Police’s Profiling Practice Can Be Challenged in Court
We also asked the Attorney General about the continued policing profiling. Police officers continue to stop and search persons, especially young black males, record their personal information and snap pictures of them. It is a practice that has been highly criticized because not only is picture-taking beyond the remit of Section Nineteen of the Police Act illegal, it is also viewed as profiling. According to Michael Peyrefitte, the police profiling can be challenged in court.
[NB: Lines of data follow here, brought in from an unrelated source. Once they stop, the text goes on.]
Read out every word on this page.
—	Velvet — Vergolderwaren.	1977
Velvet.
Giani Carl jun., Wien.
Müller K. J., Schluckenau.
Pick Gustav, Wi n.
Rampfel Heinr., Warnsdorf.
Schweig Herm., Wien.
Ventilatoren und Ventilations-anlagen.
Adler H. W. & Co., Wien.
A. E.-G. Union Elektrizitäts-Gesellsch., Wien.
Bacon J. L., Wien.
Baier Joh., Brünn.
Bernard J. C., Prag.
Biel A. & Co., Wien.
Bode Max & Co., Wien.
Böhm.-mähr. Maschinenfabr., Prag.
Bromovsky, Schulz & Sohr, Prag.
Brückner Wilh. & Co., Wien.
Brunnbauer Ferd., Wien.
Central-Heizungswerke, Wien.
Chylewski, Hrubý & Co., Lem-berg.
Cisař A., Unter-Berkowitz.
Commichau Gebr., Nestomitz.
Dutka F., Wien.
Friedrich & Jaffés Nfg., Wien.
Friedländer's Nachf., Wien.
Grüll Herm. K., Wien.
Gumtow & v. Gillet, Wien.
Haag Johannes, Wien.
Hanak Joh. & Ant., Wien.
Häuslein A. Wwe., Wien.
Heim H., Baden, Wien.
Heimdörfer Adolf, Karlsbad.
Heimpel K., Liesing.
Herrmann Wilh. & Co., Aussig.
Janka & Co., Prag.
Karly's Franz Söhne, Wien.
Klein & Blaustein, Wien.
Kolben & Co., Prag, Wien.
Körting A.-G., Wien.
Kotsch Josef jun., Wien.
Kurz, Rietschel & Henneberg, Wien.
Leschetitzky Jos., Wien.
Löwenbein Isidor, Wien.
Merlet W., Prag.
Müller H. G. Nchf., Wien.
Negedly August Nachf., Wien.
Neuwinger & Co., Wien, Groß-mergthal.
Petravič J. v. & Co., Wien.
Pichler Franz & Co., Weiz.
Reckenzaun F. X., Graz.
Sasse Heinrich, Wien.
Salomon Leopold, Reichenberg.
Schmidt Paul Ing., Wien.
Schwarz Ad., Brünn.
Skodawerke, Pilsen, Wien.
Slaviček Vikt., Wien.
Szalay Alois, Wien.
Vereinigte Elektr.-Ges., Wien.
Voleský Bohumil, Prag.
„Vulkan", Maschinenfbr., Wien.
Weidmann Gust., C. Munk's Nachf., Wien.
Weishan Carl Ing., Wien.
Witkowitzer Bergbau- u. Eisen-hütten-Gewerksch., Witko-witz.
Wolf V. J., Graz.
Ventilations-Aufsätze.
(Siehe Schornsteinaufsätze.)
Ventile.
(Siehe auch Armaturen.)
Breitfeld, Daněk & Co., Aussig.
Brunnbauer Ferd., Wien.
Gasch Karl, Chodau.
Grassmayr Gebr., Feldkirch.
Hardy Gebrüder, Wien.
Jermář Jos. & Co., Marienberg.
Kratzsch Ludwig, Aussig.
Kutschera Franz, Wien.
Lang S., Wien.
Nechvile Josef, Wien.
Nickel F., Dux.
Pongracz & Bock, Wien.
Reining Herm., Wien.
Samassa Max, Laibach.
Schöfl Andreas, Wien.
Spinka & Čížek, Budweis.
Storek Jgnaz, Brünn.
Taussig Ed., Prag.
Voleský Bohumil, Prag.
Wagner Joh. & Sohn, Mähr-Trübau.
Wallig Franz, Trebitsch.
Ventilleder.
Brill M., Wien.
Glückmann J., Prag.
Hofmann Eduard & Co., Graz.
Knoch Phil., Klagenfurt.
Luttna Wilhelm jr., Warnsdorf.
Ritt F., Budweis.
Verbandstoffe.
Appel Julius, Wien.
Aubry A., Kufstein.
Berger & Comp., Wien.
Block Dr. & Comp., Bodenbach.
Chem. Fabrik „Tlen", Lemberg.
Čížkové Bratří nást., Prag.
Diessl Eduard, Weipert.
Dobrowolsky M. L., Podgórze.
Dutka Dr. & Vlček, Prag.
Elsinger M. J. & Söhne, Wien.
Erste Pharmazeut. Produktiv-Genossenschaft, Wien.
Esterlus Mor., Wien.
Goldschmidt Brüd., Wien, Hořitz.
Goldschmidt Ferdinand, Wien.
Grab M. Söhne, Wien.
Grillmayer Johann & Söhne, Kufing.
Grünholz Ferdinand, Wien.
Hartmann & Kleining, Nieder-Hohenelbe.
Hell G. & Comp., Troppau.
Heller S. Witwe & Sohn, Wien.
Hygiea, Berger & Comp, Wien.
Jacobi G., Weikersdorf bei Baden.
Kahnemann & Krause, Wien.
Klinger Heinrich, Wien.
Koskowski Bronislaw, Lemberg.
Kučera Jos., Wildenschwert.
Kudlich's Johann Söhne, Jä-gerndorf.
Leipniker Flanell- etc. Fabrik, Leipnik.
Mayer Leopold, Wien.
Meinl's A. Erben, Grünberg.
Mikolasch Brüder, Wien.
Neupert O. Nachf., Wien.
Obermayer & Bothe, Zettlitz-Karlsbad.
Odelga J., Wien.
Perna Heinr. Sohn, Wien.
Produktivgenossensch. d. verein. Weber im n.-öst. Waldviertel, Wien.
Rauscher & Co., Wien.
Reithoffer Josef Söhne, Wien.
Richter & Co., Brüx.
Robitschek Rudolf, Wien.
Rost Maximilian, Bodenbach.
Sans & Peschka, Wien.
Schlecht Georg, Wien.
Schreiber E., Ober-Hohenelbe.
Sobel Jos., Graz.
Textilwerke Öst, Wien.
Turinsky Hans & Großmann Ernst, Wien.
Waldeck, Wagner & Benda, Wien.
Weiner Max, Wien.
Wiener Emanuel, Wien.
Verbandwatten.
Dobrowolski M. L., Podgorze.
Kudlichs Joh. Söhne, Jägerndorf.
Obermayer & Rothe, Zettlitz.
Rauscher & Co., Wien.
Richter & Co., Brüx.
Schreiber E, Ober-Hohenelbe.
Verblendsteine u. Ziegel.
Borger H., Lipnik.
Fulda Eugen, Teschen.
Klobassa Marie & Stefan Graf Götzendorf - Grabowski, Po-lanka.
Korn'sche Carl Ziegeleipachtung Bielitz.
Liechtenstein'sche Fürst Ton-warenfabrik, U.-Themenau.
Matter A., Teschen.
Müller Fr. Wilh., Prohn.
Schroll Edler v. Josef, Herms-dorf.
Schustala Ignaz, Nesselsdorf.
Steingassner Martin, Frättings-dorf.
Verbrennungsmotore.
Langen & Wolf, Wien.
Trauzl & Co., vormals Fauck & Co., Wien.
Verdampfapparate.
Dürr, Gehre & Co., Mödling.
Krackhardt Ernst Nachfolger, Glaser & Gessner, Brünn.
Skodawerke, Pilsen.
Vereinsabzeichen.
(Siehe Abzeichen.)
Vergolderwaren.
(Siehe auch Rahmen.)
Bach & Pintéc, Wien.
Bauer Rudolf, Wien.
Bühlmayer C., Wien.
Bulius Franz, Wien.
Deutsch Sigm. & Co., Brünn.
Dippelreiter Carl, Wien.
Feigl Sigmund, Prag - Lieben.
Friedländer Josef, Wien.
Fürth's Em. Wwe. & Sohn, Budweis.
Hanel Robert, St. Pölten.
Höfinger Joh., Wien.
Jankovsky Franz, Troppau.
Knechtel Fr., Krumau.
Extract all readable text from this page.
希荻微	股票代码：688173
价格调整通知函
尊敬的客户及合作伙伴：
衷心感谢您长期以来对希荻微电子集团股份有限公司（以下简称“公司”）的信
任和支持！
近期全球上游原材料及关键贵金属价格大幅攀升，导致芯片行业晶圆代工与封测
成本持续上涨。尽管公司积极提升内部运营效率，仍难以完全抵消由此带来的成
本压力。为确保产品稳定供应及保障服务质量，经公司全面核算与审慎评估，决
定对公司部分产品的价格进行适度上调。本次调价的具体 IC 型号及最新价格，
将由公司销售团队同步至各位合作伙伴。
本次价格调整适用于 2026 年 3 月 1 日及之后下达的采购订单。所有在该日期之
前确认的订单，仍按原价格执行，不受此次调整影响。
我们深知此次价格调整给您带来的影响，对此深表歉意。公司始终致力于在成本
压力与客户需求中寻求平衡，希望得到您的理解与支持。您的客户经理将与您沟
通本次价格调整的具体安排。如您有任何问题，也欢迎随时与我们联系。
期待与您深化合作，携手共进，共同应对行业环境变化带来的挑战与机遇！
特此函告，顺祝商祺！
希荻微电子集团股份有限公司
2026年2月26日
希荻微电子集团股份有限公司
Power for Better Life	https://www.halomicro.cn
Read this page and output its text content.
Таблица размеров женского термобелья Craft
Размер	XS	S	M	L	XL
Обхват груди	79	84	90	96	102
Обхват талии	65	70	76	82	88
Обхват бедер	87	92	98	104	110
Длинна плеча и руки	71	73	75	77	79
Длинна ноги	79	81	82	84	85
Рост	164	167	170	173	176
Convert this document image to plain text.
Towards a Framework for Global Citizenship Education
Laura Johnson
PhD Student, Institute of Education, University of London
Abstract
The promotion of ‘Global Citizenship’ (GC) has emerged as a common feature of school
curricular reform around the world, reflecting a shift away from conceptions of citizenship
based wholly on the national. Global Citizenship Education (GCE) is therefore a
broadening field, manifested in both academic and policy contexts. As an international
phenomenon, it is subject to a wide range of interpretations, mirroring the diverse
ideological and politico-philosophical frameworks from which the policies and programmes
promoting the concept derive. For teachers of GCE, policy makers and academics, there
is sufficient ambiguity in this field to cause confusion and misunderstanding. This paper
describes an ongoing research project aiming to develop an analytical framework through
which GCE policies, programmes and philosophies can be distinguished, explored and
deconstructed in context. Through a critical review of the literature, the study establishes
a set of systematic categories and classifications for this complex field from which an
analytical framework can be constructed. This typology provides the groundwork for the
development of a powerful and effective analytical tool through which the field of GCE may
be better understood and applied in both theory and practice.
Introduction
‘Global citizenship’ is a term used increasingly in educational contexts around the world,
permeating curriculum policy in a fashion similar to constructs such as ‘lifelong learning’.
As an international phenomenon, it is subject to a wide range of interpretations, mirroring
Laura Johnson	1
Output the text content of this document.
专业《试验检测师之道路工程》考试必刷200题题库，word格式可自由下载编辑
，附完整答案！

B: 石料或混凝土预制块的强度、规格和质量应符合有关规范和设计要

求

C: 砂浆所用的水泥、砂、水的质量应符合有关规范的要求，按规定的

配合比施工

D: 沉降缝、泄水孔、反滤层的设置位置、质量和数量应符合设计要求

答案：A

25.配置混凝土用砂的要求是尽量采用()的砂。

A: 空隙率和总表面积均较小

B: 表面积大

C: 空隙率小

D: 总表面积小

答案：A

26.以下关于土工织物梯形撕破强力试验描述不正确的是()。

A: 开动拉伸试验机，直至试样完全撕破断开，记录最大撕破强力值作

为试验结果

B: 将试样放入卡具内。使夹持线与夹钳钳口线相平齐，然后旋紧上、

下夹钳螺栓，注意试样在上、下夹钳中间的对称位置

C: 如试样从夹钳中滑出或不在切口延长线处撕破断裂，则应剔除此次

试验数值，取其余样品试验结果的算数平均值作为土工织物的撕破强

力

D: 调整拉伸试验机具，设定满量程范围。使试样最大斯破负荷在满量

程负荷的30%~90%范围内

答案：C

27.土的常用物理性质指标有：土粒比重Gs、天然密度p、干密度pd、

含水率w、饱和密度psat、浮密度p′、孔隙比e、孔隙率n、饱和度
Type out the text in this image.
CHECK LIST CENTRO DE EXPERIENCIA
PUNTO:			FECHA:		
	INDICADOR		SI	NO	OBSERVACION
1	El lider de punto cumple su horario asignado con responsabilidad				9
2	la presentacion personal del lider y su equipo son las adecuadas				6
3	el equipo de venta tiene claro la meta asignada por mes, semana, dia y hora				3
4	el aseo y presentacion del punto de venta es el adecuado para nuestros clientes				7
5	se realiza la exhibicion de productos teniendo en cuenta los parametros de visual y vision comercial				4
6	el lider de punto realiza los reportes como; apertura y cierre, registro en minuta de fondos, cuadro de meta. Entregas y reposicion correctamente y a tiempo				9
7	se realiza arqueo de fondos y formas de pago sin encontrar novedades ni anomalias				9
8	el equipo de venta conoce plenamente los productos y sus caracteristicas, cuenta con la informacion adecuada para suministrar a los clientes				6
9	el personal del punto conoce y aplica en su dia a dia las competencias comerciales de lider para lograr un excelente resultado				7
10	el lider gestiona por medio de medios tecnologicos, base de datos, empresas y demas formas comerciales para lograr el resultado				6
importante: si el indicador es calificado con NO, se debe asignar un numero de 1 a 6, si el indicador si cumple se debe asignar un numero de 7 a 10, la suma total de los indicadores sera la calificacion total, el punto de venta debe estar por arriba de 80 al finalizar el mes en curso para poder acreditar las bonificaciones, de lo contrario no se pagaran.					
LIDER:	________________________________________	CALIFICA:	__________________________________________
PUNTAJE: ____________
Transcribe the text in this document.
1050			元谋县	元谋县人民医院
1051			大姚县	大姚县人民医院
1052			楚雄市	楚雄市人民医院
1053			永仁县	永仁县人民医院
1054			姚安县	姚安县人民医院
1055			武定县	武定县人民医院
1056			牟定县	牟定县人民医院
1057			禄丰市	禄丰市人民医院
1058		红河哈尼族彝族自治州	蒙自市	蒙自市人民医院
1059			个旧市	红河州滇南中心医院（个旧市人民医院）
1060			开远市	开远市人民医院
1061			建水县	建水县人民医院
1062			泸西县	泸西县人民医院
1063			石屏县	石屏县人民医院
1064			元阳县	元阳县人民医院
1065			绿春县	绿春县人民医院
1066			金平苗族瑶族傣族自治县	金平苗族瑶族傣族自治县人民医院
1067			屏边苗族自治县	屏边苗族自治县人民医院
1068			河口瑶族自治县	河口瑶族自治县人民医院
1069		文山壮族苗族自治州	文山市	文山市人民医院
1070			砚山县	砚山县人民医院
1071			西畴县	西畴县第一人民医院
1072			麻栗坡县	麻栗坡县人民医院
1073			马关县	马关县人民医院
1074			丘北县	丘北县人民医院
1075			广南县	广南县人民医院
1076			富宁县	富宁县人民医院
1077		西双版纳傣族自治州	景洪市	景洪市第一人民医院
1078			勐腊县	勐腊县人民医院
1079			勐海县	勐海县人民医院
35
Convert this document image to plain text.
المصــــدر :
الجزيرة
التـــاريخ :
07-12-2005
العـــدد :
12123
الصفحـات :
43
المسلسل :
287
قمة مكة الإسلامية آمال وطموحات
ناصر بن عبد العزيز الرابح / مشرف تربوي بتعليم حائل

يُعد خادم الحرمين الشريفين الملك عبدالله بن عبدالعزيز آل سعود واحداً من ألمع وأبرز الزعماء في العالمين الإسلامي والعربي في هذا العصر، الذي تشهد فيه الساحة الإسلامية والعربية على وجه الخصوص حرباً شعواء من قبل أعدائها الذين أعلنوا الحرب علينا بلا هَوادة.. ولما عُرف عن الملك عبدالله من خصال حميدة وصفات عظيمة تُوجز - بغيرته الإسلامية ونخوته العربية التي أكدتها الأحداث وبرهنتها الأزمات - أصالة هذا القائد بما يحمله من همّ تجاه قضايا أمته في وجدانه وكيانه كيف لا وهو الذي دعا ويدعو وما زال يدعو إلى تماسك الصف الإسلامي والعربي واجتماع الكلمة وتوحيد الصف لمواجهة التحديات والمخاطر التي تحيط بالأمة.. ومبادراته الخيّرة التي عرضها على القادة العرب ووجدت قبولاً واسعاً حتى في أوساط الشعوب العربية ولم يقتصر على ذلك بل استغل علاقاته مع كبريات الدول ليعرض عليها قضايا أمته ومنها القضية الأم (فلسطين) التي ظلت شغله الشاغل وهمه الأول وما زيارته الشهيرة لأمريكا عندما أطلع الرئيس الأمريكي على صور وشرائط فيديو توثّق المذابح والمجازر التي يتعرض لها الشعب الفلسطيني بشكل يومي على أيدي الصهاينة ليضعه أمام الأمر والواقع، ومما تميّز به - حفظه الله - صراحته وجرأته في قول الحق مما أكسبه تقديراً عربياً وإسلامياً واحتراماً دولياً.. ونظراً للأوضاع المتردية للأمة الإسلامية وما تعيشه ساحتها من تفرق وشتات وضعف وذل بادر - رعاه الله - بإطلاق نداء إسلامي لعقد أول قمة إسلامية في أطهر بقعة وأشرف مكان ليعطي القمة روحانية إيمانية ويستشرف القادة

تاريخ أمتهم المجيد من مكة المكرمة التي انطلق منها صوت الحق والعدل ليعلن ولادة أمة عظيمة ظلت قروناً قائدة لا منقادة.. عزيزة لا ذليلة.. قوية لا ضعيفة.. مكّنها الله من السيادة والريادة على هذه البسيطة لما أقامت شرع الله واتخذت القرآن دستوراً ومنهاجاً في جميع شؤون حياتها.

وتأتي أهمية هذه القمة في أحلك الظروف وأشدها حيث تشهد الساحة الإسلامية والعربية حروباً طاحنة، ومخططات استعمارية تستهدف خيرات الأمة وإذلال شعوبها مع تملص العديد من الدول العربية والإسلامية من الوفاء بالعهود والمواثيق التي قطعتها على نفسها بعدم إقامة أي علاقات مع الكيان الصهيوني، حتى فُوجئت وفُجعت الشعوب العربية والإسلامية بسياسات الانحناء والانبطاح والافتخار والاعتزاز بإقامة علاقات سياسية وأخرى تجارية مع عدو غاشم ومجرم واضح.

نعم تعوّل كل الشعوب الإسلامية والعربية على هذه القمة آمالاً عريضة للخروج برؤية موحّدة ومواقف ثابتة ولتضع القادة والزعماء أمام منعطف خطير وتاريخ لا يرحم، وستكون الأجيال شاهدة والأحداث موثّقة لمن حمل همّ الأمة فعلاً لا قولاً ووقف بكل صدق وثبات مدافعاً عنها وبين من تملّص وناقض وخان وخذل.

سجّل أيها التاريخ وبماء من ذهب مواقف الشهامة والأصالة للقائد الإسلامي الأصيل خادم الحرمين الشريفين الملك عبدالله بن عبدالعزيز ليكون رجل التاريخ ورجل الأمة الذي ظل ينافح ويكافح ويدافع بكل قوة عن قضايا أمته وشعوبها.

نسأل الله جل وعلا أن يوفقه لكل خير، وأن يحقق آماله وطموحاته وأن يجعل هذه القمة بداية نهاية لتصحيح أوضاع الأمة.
Michael Peyrefitte, Attorney General
“If he believes that there is no law that prevents him from doing that and if he believes that is the best way to fight crime then he would proceed. Then if someone wants to challenge him, anyone has access to the court to challenge him. All I know is that within the law, our law does not allow for profiling doesn’t allow for detention except if it is a case of emergency. It does not allow for pictures to be taken of a person, information to be taken from a person if that person is not arrested and charged. If you decide to charge an individual then the law states clearly that that individual is to be finger printed and photos to be taken. It doesn’t make any provision that you are allowed to do that before a person in charge. The Commissioner can easily say well there isn’t any provision that says you can’t do that. So maybe that is the procedure he is following. I would think that the police do not have the power to simply stop any and everybody they want for no reason whatsoever and take their picture. I don’t see the value in that but if he believes that there is nothing that prevents him from doing that then he would do and he would just have to be challenge and then the court will have to determine, because the law maybe silent on that specific, that the Commissioner is either allowed or not allowed to do that.”